The Fast & Furious movies have rolled out some high profile stars as villains, with the last three respectively unleashing Jason Statham, Charlize Theron and John Cena as the main heavies, but none of them leave a mark quite like what Jason Momoa does in Fast X – his personality outshining everyone else in the talented ensemble. He is the franchise's version of The Joker, blending flamboyance with sadism and a smile, and while the plotting at which he is the center is ridiculous, it's made digestible by the character's ludicrousness.

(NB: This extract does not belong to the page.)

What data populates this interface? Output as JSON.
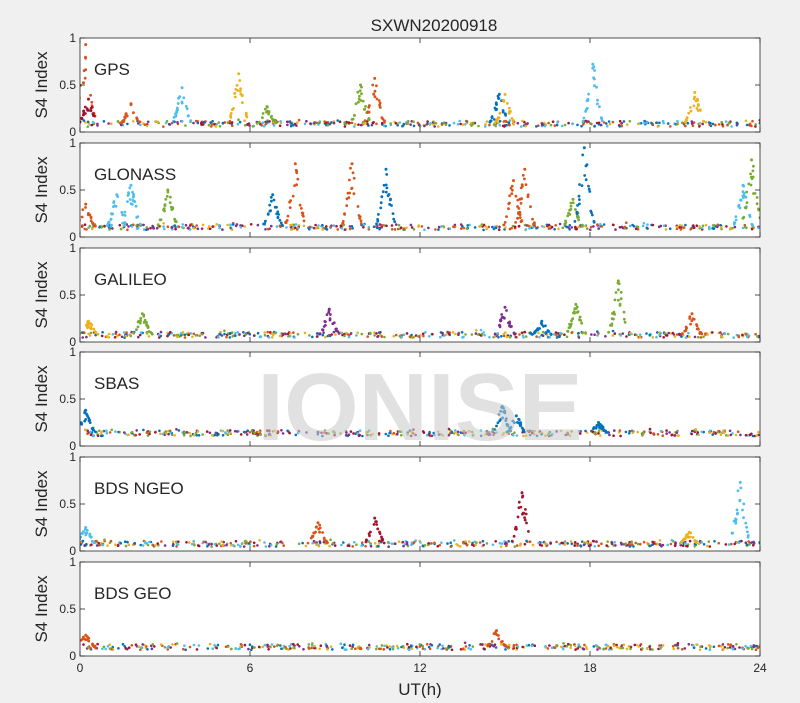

You do wonder why Dante waited so long to execute his bloodthirsty plan and how he is able to get oh so many bombs everywhere he needs them to be, but the totality of the chaos he unleashes ends up being satisfying enough for one to look past those queries.
The guy is operating on a magical level pretty much from the beginning, his post-flashback entrance into the film having him slice up a guy with a knife and lick the blade clean. But his whole vibe is really summed up in a second act scene where he hangs out in the sun and makes moves to drain the bank accounts of the protagonists: before fiddling around on a computer and initiating the next step in his complicated plan, he paints the toes of a couple of corpses whose faces are wrapped up in tape to form grotesque smiles. It's demented, but it's a much-needed lightning bolt bringing a fresh, bold energy to what has become a threadbare franchise.
Fast X makes a point of avoiding the plot pitfalls in which the last two movies got trapped.
Momoa's Dante is by himself a much needed new flavor for these movies, but what's also exciting to see is that his presence cascades some other much changes into the proceedings of this franchise. Fun and exciting as it was to see the main Fast & Furious characters evolve into becoming super spies over the course of Fast Five, Fast & Furious 6 and Furious 7, the last two movies rendered the brand exhausting and tired. Fans were given the satisfaction of seeing characters go into space in F9 (a long awaited plot development), but larger experience was rendered unsatisfying by non-existent stakes and recycled plotting.
With Jason Momoa's performance as the film's backbone, Fast X doesn't make the mistake of once again reprising those issues. Dante's mission and drive proves to be a true threat that imperils the lives of the main characters, and (without giving too much away) there are specific moves made to first highlight one of the franchise's central clichés and then upend it in hardcore fashion. The filmmakers have heard the criticisms about these movies, and they have made moves to address them.
Fast X is better than The Fate Of The Furious and F9, but still has a whole lot of dumb.
Of course, while Fast X is an overall improvement for the trajectory of the series, there is also plenty about the film that is either straight-up stupid or just comes across as lazy. There are a number of eye-popping and thrilling set pieces – the standouts being the race to contain a giant bomb that is rolling toward Vatican City and a third act pursuit on a highway in Portugal – but far too often action unfolds simply for the sake of action (be it Brie Larson’s Tess randomly kicking the asses of a bunch of patrons in a bar prior to a secretive meeting with Dom, or Agency mercenaries showing up at a secret location in London so that Han and Jason Statham’s Deckard Shaw can fight side-by-side). Multiple plot threads feel like they are included just for the sake of keeping key characters in the game, and some end up being forgotten about completely by the time the third act rolls around.
The script, credited to Dan Mazeau and Justin Lin, is shoddy – but Jason Momoa is the Kintsugi glue that holds it all together and lets it work. The Fast & Furious movies may be past their prime era (which came to an end with Furious 7), but Fast X at the very least makes efforts to deviate from formula and successfully leaves you wondering what’s going to happen next in Fast & Furious 11.